I have a problem which is similar to the one posted here. The difference is that I get unwanted white spaces inside the plot area when I plot two subplots which share axes via the sharex
and sharey
attributes. The white spaces persist even after setting autoscale(False)
. For example, using similar code as in the answer to the post mentioned above:
import matplotlib.pyplot as plt
import numpy as np
fig = plt.figure()
ax = fig.add_subplot(2, 1, 1)
ax.imshow(np.random.random((10,10)))
ax.autoscale(False)
ax2 = fig.add_subplot(2, 1, 2, sharex=ax, sharey=ax) # adding sharex and sharey
ax2.imshow(np.random.random((10,10)))
ax2.autoscale(False)
plt.show()
results in this image.
I have also tried ax.set_xlim(0, 10)
and ax.set_xbound(0, 10)
as per suggestions here, but to no avail. How can I get rid of the extra white spaces? Any ideas would be appreciated.
As suggested here, adding:
ax.set_adjustable('box-forced')
ax2.set_adjustable('box-forced')
solves the problem.
(documentation)
Using plt.subplots
as:
fig, ax = plt.subplots(nrows=2, ncols=1, sharex=True, sharey=False)
ax[0].imshow(np.random.random((10,10)))
ax[0].autoscale(False)
ax[1].imshow(np.random.random((10,10)))
ax[1].autoscale(False)
I get with no white spaces within axes.
Using figsize
within plt.subplots
or fig.subplots_adjust
you can get better axis ratios.
The issue is the helpful machinery from using add_subplot
. Notice that the amount of white space changes if you resize the figure.

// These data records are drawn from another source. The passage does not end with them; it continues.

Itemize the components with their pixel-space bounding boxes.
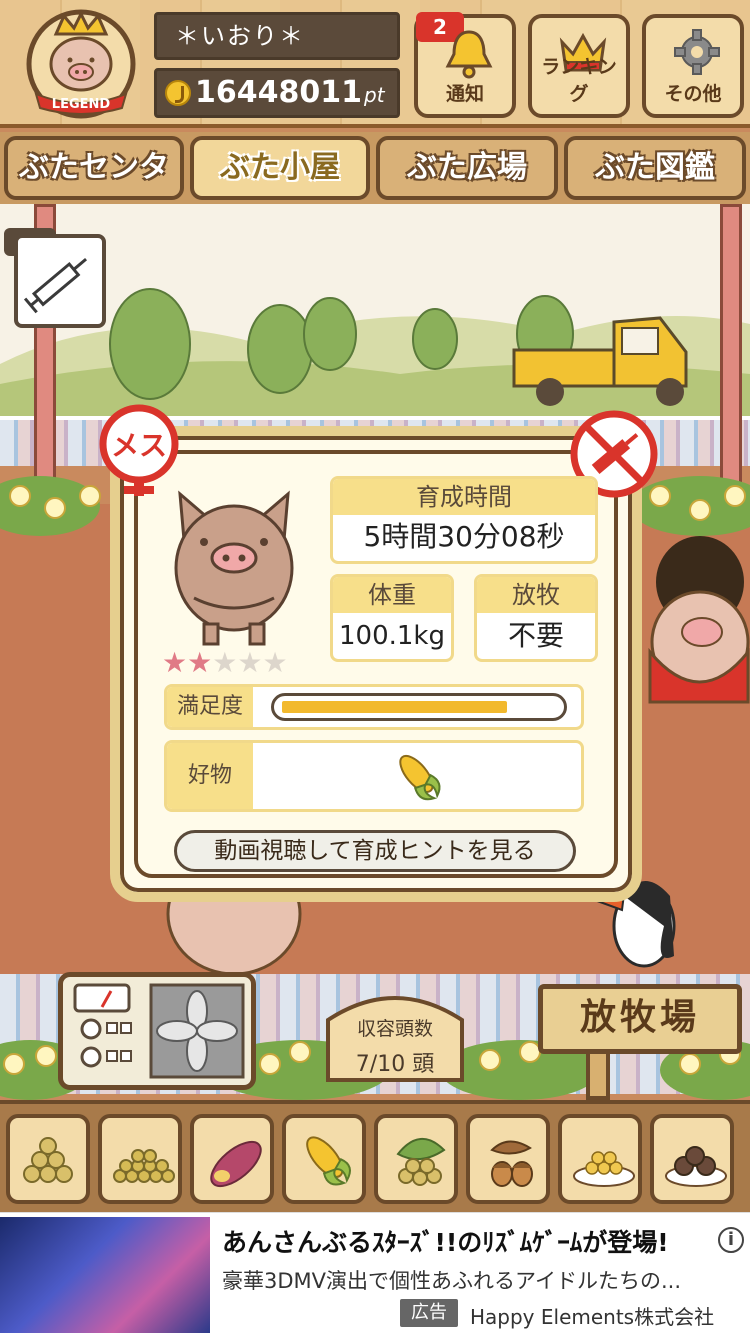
star-icon: ★ [187, 646, 213, 679]
food-slot-acorn[interactable] [466, 1114, 550, 1204]
settings-button[interactable]: その他 [642, 14, 744, 118]
syringe-icon [23, 257, 88, 314]
weight-label: 体重 [333, 577, 451, 613]
guard-pig-icon [648, 536, 750, 704]
satisfaction-bar [271, 693, 567, 721]
ranking-button[interactable]: ランキング [528, 14, 630, 118]
satisfaction-label: 満足度 [167, 687, 253, 727]
raising-time-label: 育成時間 [333, 479, 595, 515]
star-icon: ★ [262, 646, 288, 679]
pig-back-icon [166, 894, 302, 974]
tab-pig-pen[interactable]: ぶた小屋 [190, 136, 370, 200]
food-slot-leaf-nuts[interactable] [374, 1114, 458, 1204]
ad-thumbnail-image[interactable] [0, 1217, 210, 1333]
pasture-sign-button[interactable]: 放牧場 [538, 984, 742, 1054]
star-icon: ★ [162, 646, 188, 679]
ad-description[interactable]: 豪華3DMV演出で個性あふれるアイドルたちの... [222, 1265, 732, 1295]
legend-pig-badge-icon[interactable]: LEGEND [22, 8, 140, 120]
pig-portrait-icon [174, 490, 294, 646]
ad-banner[interactable]: あんさんぶるｽﾀｰｽﾞ!!のﾘｽﾞﾑｹﾞｰﾑが登場! i 豪華3DMV演出で個性… [0, 1212, 750, 1334]
grazing-panel: 放牧 不要 [474, 574, 598, 662]
tab-pig-plaza[interactable]: ぶた広場 [376, 136, 558, 200]
user-info: ＊いおり＊ 16448011 pt [154, 12, 400, 118]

The following seems to work (until you re-size the figure)
import matplotlib.pyplot as plt
import numpy as np
fig = plt.figure(figsize=(5, 5))
ax = fig.add_axes([.3, .55, .35, .35])
ax.imshow(np.random.random((10,10)))
ax.autoscale(False)
ax2 = fig.add_axes([.3, .05, .35, .35], sharex=ax, sharey=ax )
ax2.imshow(np.random.random((10,10)))
ax2.autoscale(False)
plt.show()
This looks like a bad interaction between the size/location of the axes
object, the shared axes, and the equal aspect ratio from imshow
.
If you can live with out the ticks, you can do
ax.set_axis_off()
ax2.set_axis_off()
I think it is worth opening an issue on the matplotlib github for this.